The Ambassador, which was produced by Lars von Trier’s Zentropa production company, deserves serious points for boldness, though not cohesiveness. As an exploration of how widespread corruption is on the continent, it’s less damning than despairing. The CAR is so mired in individual interests, the way constantly needing to be smoothed by “envelopes of happiness,” as Brügger nicknames his bribes, that the idea of any kind of national improvement seems exhaustingly out of reach.
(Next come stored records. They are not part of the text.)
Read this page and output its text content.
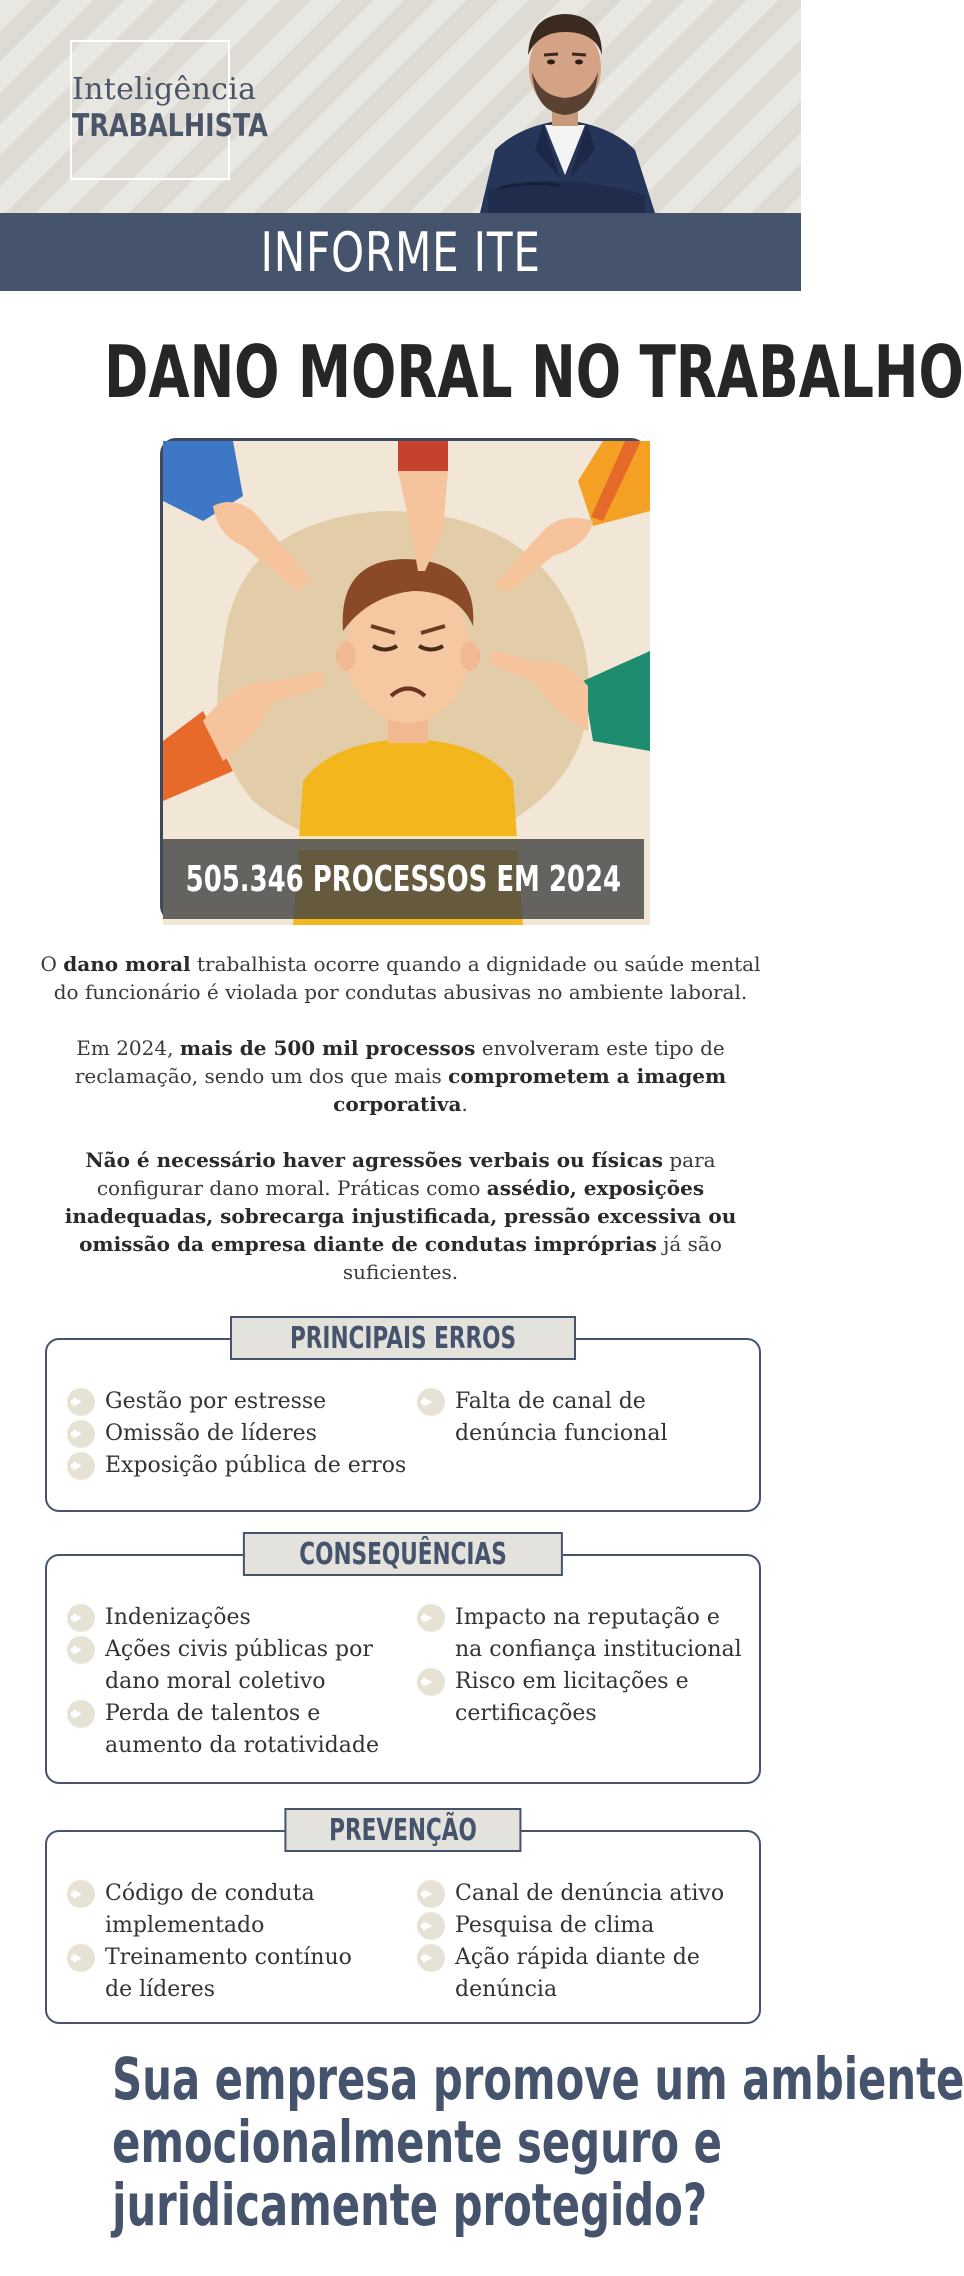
Inteligência
TRABALHISTA
INFORME ITE
DANO MORAL NO TRABALHO
505.346 PROCESSOS EM 2024

O dano moral trabalhista ocorre quando a dignidade ou saúde mental do funcionário é violada por condutas abusivas no ambiente laboral.

Em 2024, mais de 500 mil processos envolveram este tipo de reclamação, sendo um dos que mais comprometem a imagem corporativa.

Não é necessário haver agressões verbais ou físicas para configurar dano moral. Práticas como assédio, exposições inadequadas, sobrecarga injustificada, pressão excessiva ou omissão da empresa diante de condutas impróprias já são suficientes.

PRINCIPAIS ERROS
Gestão por estresse
Omissão de líderes
Exposição pública de erros
Falta de canal de denúncia funcional
CONSEQUÊNCIAS
Indenizações
Ações civis públicas por dano moral coletivo
Perda de talentos e aumento da rotatividade
Impacto na reputação e na confiança institucional
Risco em licitações e certificações
PREVENÇÃO
Código de conduta implementado
Treinamento contínuo de líderes
Canal de denúncia ativo
Pesquisa de clima
Ação rápida diante de denúncia
Sua empresa promove um ambiente
emocionalmente seguro e
juridicamente protegido?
It’s not just that people can purchase diplomatic immunity—even that turns out to be a convoluted process of graft and misinformation—so much as that people can buy anything, so long as they’re prepared to be ripped off whenever possible.
In light of how dire the CAR’s straits appear to be, Brügger’s prankish bits—when in character, he likes to wear colonial-style riding boots, smoke using a cigarette holder, and talk about how little he likes the Chinese—look pallid next to the reality of the world around him and the fact that one of his CAR government interviewees (recorded secretly) gets assassinated. The film does have amusing moments; after Brügger expresses interest in having a Pygmy work for him, a pair from a local tribe are delivered, and they impassively follow him around. But the film’s tone and structure seem a little strained by the danger in which the filmmaker increasingly puts himself, and the indifference to human life exuded by some of those he meets. By the end, Brügger himself seems to be having trouble finding any of this funny.